A reforma da educação superior recuperou 80% das verbas de custeio das federais e restabeleceu sua capacidade de investimento (com a criação ou futura consolidação de 36 pólos universitários públicos). Com atraso de 16 anos, foram reguladas as isenções fiscais constitucionais concedidas às instituições privadas, permitindo a concessão de 112 mil bolsas de estudos no âmbito do Prouni e a ampliação do Fies. Pretende-se ainda garantir a autonomia das federais, num sistema dinâmico que premia o mérito institucional, e regular o setor privado que, sem marco legal estável, viveu expansão caótica.
A reforma da educação básica passa pela aprovação do Fundeb, pela adoção do ensino fundamental de nove anos, pela formação inicial e continuada de professores, pela Escola de Gestores, pelo apoio aos conselhos e dirigentes municipais de educação e pela conexão entre o censo por aluno aliado à avaliação universal de desempenho (Projeto Presença).
A reforma da educação profissional é mais que uma contra-reforma. Não bastaria apenas reverter as medidas tomadas. Era preciso dar conseqüência ao disposto na LDB. Levou-se educação profissional ao ambiente de trabalho (558 escolas de fábrica) e se ampliou o acesso de jovens e adultos à educação profissional. O Proeja orienta o sistema federal a oferecer educação profissional integrada ao ensino médio na modalidade EJA, e o Projovem orienta os sistemas municipais nessa mesma direção quanto às séries finais do ensino fundamental.
A reforma da educação continuada completa a visão sistêmica.

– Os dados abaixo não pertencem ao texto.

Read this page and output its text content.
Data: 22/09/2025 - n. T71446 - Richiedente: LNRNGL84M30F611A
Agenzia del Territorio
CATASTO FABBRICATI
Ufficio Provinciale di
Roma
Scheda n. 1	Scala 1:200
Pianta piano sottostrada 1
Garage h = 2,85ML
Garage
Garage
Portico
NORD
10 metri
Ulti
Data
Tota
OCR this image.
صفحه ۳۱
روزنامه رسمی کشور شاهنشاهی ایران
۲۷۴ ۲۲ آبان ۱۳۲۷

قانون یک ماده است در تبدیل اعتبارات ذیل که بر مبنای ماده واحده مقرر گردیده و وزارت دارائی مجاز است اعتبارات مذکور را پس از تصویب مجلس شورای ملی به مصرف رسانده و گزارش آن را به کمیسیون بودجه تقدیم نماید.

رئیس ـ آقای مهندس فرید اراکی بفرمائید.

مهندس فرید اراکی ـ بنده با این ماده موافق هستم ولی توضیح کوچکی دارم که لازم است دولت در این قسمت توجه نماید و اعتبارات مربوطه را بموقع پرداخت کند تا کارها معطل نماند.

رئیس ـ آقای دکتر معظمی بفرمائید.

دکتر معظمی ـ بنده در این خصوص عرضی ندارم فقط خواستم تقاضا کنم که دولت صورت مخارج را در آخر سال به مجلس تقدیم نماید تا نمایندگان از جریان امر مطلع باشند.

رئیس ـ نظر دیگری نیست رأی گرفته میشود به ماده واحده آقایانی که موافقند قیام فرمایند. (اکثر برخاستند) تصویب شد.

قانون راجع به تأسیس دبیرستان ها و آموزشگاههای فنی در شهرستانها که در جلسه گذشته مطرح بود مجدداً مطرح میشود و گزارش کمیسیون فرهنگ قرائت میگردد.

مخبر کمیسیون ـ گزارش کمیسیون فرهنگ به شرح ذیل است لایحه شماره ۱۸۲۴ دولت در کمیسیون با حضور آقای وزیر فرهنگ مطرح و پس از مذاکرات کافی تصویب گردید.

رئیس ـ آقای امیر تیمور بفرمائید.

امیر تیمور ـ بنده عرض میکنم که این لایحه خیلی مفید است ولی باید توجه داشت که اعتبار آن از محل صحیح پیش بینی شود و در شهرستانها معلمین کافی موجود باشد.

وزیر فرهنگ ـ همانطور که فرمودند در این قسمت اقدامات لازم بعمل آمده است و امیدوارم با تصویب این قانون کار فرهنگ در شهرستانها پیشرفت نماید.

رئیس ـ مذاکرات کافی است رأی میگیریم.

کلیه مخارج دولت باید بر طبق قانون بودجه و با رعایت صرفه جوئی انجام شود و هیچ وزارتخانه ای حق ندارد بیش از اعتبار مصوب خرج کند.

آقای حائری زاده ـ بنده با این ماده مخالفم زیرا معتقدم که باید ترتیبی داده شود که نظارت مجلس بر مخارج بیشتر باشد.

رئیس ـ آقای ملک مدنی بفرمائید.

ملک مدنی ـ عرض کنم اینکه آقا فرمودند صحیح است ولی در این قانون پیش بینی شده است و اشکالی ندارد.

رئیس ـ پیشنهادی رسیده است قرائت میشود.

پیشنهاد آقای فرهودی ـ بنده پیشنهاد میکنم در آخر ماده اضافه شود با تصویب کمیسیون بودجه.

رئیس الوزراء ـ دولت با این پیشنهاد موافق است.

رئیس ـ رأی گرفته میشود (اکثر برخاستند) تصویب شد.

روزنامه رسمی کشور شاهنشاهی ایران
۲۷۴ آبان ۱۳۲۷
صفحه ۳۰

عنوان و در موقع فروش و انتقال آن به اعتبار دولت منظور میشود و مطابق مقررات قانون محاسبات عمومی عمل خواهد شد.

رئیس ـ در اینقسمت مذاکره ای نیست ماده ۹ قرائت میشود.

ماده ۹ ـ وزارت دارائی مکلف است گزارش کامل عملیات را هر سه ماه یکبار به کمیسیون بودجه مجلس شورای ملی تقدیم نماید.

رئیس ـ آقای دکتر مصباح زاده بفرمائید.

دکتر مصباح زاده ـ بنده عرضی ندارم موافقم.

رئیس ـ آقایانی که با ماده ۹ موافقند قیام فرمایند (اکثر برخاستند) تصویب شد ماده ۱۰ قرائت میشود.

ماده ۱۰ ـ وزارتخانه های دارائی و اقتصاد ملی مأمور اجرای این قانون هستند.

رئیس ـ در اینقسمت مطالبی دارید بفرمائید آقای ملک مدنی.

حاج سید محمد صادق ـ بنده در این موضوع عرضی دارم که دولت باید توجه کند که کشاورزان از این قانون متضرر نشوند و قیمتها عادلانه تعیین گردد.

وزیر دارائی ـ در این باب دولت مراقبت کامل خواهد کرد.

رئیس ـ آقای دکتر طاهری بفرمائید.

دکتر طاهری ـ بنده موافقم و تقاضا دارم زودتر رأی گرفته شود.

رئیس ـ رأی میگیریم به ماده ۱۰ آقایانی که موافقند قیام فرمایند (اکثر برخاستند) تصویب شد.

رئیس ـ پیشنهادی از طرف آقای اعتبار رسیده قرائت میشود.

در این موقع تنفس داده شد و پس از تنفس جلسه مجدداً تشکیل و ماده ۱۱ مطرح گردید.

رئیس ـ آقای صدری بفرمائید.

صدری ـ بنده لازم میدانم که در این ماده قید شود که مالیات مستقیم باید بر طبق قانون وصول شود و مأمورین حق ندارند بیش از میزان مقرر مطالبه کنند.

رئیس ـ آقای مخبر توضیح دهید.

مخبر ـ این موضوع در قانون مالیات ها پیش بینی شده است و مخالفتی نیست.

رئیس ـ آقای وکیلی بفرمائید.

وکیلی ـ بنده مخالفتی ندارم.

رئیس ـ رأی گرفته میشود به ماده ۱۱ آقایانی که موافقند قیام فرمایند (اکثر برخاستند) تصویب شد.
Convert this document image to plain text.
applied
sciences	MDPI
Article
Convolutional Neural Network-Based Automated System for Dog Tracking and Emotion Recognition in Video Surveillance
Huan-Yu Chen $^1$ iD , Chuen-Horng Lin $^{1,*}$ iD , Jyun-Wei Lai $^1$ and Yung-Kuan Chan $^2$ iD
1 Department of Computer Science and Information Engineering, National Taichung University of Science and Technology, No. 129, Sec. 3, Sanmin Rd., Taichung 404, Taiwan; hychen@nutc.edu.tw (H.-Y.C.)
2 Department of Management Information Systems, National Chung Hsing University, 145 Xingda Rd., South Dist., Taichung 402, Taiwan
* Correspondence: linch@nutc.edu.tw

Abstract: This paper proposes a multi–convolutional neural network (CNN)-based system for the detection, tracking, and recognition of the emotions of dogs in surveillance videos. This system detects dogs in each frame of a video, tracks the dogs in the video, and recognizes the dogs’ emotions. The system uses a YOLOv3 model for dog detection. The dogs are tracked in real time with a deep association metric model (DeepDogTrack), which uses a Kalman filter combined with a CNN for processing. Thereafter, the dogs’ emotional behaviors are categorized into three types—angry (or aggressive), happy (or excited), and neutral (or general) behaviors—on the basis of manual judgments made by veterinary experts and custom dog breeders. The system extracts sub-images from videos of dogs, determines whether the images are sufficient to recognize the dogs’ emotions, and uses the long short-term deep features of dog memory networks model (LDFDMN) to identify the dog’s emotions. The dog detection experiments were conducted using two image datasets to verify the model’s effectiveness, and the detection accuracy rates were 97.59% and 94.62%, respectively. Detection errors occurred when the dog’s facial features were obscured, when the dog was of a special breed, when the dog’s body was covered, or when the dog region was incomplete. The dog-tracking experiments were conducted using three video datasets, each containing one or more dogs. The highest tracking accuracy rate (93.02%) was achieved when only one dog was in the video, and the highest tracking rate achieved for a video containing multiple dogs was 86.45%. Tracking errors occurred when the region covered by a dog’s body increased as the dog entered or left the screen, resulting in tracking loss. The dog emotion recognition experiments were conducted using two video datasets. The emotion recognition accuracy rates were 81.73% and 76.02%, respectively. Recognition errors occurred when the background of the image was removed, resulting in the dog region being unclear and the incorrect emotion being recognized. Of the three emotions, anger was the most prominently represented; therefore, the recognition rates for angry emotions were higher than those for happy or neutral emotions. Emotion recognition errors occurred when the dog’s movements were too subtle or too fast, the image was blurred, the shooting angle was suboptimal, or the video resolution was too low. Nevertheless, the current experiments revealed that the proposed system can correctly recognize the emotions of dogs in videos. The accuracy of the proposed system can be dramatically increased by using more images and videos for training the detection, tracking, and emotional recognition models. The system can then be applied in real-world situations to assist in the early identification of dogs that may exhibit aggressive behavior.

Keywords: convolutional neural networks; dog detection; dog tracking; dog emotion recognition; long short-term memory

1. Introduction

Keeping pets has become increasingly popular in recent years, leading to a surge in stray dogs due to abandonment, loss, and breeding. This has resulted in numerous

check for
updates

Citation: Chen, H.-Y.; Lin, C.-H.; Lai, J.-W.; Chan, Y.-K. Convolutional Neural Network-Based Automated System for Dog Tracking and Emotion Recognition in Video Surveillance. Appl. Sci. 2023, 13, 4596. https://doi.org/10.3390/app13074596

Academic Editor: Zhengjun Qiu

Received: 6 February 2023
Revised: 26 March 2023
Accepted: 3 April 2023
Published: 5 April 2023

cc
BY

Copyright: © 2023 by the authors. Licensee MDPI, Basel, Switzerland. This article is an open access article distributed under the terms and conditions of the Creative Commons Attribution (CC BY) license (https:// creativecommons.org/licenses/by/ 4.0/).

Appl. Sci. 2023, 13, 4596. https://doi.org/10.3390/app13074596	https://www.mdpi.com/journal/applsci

Com a criação da Secretaria de Educação Continuada, Alfabetização e Diversidade, foi possível articular a integração do programa de alfabetização com a EJA das séries iniciais do ensino fundamental, permitindo ao alfabetizando alcançar o mínimo de quatro anos de escolaridade.

Fernando Haddad , 42, advogado, professor licenciado de ciência política da USP e autor de vários livros, entre eles "Trabalho e Linguagem" (azougue, 2004), é ministro da Educação.